Mendonça autoriza retomada de perícias e depoimentos no caso Banco Master
O ministro André Mendonça, relator do caso do Banco Master no Supremo Tribunal Federal (STF), determinou nesta quinta-feira a retomada do fluxo ordinário de ações periciais e depoimentos nas investigações conduzidas pela Polícia Federal (PF). A decisão representa uma mudança significativa na condução do processo, dando mais autonomia aos investigadores e suspendendo restrições que haviam sido impostas anteriormente.
Autonomia para a Polícia Federal
Em sua decisão, Mendonça autorizou explicitamente "a adoção do fluxo ordinário de trabalho pericial da Instituição, bem como a realização de diligências ordinárias que se façam eventualmente necessárias". Isso inclui a oitiva de investigados e testemunhas nas dependências da Polícia Federal, desde que respeitados os princípios de sigilo e funcionalidade.
O ministro justificou a medida mencionando que a PF informou existir cerca de 100 dispositivos eletrônicos que ainda precisam ser periciados no caso. As extrações consideradas mais urgentes já foram realizadas em caráter excepcional para prevenir a perda de conteúdo sensível, mas agora o trabalho poderá seguir seu curso normal.
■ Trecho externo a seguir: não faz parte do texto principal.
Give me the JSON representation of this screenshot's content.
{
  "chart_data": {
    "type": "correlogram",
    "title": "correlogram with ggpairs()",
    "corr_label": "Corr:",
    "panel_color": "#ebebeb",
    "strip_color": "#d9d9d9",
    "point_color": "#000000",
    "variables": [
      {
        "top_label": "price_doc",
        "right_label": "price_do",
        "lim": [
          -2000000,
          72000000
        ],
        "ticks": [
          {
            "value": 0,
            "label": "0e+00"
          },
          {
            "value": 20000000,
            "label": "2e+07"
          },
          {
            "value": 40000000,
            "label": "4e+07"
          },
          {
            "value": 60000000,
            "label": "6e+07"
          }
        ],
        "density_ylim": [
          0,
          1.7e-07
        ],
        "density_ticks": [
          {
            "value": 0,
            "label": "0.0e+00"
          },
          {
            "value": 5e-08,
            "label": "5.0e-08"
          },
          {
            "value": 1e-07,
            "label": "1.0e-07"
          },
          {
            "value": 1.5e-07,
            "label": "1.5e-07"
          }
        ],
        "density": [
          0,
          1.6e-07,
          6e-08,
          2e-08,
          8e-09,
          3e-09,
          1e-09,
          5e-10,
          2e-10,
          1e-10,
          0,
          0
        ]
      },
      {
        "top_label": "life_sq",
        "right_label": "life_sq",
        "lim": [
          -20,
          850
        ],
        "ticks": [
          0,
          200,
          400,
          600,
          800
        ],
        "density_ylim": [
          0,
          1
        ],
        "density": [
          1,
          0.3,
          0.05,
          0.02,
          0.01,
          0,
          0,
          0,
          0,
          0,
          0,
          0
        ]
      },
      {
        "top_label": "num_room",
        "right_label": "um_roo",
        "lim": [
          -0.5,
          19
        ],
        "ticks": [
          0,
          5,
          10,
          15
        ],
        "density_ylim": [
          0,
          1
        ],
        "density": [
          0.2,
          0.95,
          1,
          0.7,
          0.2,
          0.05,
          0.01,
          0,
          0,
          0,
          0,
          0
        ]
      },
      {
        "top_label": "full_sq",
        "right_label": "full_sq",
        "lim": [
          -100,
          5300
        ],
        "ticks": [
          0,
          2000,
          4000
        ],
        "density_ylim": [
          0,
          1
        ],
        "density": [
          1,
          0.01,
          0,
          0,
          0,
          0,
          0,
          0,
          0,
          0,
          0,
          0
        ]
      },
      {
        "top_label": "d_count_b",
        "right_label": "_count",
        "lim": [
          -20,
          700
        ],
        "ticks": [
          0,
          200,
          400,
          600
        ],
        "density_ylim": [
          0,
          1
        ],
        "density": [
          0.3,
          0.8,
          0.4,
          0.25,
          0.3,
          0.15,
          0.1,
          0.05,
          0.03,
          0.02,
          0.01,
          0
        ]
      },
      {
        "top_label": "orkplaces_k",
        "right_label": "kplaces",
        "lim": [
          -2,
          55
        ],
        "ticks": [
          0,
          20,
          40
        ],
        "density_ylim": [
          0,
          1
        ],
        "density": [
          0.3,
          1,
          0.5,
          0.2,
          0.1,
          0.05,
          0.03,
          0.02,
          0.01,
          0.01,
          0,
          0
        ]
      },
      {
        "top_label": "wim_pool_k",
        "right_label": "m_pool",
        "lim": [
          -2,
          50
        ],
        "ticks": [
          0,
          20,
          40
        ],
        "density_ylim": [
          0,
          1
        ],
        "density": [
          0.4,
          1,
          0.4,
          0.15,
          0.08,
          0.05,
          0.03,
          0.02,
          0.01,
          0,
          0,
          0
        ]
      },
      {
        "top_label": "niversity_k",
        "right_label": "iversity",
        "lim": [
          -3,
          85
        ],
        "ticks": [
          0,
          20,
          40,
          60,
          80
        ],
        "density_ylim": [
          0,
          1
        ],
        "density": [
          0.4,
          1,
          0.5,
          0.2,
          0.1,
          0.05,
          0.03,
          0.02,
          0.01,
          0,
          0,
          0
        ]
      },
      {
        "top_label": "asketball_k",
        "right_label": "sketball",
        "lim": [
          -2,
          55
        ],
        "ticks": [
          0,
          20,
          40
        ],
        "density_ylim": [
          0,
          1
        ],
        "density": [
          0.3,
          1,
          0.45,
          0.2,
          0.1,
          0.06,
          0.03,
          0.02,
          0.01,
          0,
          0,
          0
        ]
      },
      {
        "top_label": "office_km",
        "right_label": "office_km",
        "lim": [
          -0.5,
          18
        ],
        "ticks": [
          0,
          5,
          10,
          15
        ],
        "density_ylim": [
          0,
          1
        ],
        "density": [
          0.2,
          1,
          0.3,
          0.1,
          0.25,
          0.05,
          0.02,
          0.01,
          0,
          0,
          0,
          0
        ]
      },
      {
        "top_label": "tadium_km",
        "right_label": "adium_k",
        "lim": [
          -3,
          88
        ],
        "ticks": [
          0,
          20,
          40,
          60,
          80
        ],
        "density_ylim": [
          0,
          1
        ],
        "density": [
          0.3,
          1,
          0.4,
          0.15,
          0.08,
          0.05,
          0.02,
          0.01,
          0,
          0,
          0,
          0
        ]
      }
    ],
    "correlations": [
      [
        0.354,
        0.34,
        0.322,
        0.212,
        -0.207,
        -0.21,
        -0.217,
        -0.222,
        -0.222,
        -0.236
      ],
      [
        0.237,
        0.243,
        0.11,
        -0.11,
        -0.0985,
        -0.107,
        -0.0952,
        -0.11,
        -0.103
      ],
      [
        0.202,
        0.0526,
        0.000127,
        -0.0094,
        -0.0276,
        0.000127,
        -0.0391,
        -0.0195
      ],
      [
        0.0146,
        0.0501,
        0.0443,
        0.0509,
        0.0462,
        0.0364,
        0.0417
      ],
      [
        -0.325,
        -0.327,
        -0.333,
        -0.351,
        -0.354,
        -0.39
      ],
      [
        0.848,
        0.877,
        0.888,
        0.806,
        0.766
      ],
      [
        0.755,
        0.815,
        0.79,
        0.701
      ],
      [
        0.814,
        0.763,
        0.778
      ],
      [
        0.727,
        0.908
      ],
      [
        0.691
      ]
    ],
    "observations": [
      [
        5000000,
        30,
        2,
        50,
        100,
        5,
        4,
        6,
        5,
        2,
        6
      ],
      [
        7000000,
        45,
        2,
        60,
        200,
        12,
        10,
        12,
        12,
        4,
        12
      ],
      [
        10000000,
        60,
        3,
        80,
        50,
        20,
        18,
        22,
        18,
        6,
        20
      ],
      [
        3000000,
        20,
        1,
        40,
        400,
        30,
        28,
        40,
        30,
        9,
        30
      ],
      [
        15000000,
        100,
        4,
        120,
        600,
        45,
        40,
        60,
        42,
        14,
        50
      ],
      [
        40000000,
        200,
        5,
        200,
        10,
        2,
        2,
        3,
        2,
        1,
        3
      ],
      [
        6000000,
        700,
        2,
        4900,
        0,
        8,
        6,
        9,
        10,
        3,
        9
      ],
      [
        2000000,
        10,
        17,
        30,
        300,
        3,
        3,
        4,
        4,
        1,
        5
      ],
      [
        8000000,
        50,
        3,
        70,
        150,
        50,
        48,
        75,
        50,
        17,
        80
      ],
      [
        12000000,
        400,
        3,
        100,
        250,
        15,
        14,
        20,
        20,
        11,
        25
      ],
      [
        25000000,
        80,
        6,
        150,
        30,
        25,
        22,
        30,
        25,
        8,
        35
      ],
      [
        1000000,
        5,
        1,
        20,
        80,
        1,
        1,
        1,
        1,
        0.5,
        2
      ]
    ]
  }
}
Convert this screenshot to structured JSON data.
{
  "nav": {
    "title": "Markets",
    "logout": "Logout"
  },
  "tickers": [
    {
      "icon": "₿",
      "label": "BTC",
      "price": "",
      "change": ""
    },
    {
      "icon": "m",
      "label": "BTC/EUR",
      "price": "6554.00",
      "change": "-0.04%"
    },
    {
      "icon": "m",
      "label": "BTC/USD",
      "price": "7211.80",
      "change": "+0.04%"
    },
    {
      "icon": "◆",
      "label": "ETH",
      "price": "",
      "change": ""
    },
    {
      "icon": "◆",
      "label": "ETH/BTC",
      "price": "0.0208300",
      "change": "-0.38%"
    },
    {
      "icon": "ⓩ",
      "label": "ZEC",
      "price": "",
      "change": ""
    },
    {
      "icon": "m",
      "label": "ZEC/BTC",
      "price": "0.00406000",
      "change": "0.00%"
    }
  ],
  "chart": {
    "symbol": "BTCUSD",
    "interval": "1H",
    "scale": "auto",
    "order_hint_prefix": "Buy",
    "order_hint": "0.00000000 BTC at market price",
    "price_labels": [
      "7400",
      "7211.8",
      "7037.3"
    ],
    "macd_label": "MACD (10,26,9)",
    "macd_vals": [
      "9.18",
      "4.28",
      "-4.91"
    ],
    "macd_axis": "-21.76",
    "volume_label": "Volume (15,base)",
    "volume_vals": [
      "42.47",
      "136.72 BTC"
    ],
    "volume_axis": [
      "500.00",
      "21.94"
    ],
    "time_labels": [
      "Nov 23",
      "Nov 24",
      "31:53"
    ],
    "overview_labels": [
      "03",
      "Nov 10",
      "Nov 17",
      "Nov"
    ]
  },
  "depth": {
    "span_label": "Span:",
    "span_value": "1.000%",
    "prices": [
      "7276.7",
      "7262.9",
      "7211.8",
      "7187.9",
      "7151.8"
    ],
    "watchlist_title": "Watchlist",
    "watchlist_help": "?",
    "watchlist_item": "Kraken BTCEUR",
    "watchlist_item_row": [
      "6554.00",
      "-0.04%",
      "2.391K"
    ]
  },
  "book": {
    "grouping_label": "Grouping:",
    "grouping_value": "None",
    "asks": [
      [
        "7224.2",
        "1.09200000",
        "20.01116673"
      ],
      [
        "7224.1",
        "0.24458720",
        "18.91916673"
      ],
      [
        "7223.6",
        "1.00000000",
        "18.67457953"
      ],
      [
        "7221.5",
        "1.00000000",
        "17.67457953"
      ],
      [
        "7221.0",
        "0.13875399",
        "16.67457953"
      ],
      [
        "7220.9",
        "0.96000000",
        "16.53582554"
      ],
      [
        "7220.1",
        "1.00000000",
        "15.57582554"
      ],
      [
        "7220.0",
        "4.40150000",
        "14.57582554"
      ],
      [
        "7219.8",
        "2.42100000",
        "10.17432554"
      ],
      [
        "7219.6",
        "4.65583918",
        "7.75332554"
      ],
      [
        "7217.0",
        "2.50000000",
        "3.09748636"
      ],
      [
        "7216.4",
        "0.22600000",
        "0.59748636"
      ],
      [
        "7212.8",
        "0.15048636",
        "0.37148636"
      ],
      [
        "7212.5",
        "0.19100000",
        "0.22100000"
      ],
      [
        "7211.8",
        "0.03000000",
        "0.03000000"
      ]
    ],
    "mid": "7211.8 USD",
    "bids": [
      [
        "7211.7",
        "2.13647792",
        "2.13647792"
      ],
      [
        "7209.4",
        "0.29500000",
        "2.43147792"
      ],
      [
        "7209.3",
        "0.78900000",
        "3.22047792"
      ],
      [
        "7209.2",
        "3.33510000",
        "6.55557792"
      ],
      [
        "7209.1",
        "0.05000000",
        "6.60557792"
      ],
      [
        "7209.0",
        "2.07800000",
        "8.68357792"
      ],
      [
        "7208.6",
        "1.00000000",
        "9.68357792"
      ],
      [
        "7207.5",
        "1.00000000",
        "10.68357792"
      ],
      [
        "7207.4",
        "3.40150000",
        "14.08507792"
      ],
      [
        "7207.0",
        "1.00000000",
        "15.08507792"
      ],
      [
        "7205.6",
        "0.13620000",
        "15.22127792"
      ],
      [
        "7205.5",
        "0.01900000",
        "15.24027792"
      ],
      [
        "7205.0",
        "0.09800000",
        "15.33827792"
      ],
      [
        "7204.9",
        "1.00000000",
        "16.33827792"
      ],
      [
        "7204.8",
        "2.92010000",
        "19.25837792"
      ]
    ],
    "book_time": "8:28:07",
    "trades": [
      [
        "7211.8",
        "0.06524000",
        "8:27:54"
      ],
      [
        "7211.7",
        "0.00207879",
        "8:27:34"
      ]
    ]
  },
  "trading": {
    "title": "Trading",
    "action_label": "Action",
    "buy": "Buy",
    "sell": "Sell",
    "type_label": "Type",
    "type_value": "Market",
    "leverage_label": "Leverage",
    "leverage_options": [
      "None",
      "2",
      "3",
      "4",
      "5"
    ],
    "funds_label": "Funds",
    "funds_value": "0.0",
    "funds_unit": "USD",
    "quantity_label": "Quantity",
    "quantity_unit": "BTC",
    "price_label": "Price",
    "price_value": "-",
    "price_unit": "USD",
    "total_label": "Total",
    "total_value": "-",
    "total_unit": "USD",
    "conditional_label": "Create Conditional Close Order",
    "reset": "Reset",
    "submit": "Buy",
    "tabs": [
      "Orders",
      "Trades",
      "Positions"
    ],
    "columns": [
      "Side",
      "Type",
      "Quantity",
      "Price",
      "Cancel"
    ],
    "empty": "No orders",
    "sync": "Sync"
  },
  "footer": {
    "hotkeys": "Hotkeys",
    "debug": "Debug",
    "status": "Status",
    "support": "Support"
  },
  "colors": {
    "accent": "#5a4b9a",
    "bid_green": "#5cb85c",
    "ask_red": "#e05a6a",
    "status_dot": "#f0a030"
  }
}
Mudança em relação à gestão anterior
A decisão de Mendonça segue na direção oposta à adotada pelo ministro Dias Toffoli, que foi relator anterior do caso. Em janeiro, Toffoli havia estabelecido que:
- Bens e documentos apreendidos pela PF fossem lacrados e armazenados no STF
- As informações contidas nos celulares apreendidos fossem enviadas ao Supremo
- Fossem indicados especificamente os peritos da PF que poderiam analisar o material
Essas medidas geraram forte repercussão e críticas, contribuindo para que Toffoli determinasse o encaminhamento do material para a Procuradoria-Geral da República. Horas após essa determinação, ele deixou a relatoria do caso, sendo substituído por André Mendonça através de sorteio.
Redução do nível de sigilo
Um dos aspectos mais significativos da decisão de Mendonça foi a redução do nível de sigilo das investigações. O ministro alterou a classificação de sigilo nível 4 (máximo), estabelecido por Toffoli, para sigilo nível 3 (padrão).
Além disso, Mendonça acatou pedido da PF e autorizou a custódia, análise e extração de dados nos moldes institucionais previstos nos normativos internos da Polícia Federal. Em sua decisão, o ministro destacou que "somente as autoridades policiais e agentes diretamente envolvidos na análise e condução dos procedimentos reciprocamente compartilhados, é que devem ter conhecimento das informações acessadas", impondo-lhes o dever de sigilo profissional.
Impacto nas investigações
A retomada do fluxo ordinário de trabalho representa um passo importante para o avanço das investigações sobre o Banco Master. Com a nova determinação:
- A Polícia Federal recupera autonomia para conduzir perícias e diligências
- O processo investigativo poderá seguir seu curso normal
- Os peritos não estarão mais limitados pelas restrições anteriores
- O sigilo mantém-se, mas em nível mais adequado ao andamento das investigações
A decisão de Mendonça marca uma nova fase no caso, equilibrando a necessidade de preservação do sigilo com a funcionalidade das investigações, permitindo que a Polícia Federal exerça suas atribuições com maior liberdade dentro dos parâmetros legais estabelecidos.